There is no evidence that Mr. McGinniss somehow magically discovered ‘new sources’ between January of this year and the present date. Certainly the book does not report any. Since both your company, and the author, clearly knew the statements were false, admitted that they had no basis in fact or reality, but decided to publish in order to harm Governor Palin’s family, you and Mr. McGinniss have defamed the Palins.
McGinniss will not comment on this situation, but when I asked him last week about the e-mail, he said: “I continued my reporting into June of this year, almost six months after I asked Griffin for his help in getting anonymous sources to go on the record,” and provided an example of exactly that. This example was of a story that did not make it in the book. The stories subject to debate here are rumors about the Palins that remain in the book as rumors.
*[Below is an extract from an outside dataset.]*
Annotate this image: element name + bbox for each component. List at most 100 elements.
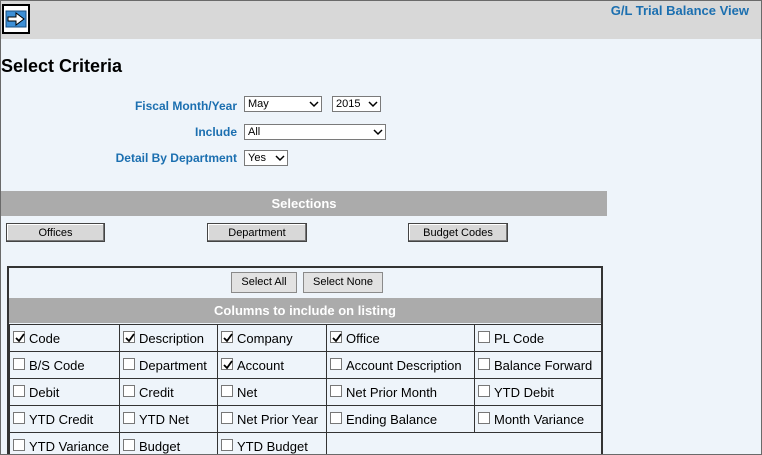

The stories of Trig Palin’s birth and what Bristol Palin did or didn’t do after her son was born appear as rumors, things that McGinniss heard but can’t confirm, as opposed to the facts McGinniss gets through sources. The Glen Rice story, the newsiest item in the book, is confirmed cold. The stories of Palin affairs are put in the mouth, first, of a named source who’s showing McGinniss around town – he elides the question of whether he believes them.